I have people write in my literary worlds as well. There’s an organization called the International Association of Media Tie-in Writers. It’s for people who write in other people’s licensed worlds – like Star Wars, Star Trek, CSI, as well as movies and even video games. I’m currently the president of that organization. I’ve been able to write short stories, comics, and novels about other people’s amazing characters. I’ve done work with Hellboy, Planet of the Apes, True Blood, John Carter of Mars, Aliens vs Predator, X-files — some of that stuff was written because I went after it. Some of it was written because my very first best-seller was a tie-in to The Wolfman.
I enjoy exploring those worlds. Marvel really got me started with that because when they contacted me and asked me if I wanted to write, the first thing they offered me was a short (8-page) Wolverine script. I’ve read a lot of Wolverine comics, and those comics were not all written by the same person; they were written by dozens of writers. So it’s a matter of learning what is kept as bedrock by all writers working on that license and then to find an entry to tell something new without reinventing someone else’s character.

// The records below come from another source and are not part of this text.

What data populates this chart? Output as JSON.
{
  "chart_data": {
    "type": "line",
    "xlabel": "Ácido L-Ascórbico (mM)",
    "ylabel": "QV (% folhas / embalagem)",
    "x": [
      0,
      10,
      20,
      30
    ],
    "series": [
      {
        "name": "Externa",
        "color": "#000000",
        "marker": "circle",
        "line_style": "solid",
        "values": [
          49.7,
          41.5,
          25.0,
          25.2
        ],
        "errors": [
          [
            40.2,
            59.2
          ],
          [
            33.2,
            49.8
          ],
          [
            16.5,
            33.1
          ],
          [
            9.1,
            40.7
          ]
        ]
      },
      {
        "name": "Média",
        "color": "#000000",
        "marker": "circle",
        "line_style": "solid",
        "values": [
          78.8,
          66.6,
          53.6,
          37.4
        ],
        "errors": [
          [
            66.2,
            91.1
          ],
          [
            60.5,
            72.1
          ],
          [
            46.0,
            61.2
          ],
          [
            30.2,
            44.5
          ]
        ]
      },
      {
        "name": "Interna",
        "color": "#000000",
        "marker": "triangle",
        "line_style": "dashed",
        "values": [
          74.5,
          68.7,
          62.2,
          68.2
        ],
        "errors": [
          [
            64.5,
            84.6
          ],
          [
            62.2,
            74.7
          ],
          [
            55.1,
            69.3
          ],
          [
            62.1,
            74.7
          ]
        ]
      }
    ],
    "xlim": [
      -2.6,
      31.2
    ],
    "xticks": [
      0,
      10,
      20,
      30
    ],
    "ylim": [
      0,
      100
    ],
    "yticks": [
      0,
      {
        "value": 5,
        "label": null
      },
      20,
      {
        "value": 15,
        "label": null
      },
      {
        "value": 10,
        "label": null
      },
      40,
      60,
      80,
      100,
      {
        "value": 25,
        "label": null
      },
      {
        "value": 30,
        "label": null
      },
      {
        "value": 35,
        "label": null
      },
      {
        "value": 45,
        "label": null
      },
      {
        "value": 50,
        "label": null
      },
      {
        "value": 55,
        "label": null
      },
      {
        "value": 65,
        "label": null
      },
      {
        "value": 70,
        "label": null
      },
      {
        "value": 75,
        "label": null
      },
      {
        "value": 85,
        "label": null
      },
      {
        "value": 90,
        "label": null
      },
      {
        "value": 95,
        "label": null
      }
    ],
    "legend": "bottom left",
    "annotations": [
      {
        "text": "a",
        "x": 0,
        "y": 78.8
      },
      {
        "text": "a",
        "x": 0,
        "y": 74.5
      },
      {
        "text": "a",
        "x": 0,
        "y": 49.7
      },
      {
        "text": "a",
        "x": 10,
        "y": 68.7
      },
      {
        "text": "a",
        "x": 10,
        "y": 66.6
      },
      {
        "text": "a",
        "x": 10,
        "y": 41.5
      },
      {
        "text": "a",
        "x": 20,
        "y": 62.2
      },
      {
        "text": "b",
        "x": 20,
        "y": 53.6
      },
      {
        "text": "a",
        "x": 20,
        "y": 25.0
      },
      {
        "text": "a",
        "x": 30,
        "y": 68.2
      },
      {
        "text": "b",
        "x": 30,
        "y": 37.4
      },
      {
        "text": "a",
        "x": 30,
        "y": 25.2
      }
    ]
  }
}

Like, you’re never going to turn Wolverine into someone who is just passive, that’s not him. Punisher is never going to start regretting killing a bad guy. So what you’re looking for is another element of their life that you would like to add another note to. With Wolverine, I ended up having him have to kill the Japanese woman he was in love with. That scenario was created by another writer years back, but like all stories there are untold “moments” that invite new ideas. My focus was on what the psychological effect on him was, and the inner turmoil that resulted from so tragic an act.
With The Punisher they don’t want you to change The Punisher’s personality so I gave him side characters who served the role of bringing personality, humor and other points of view somewhat into it.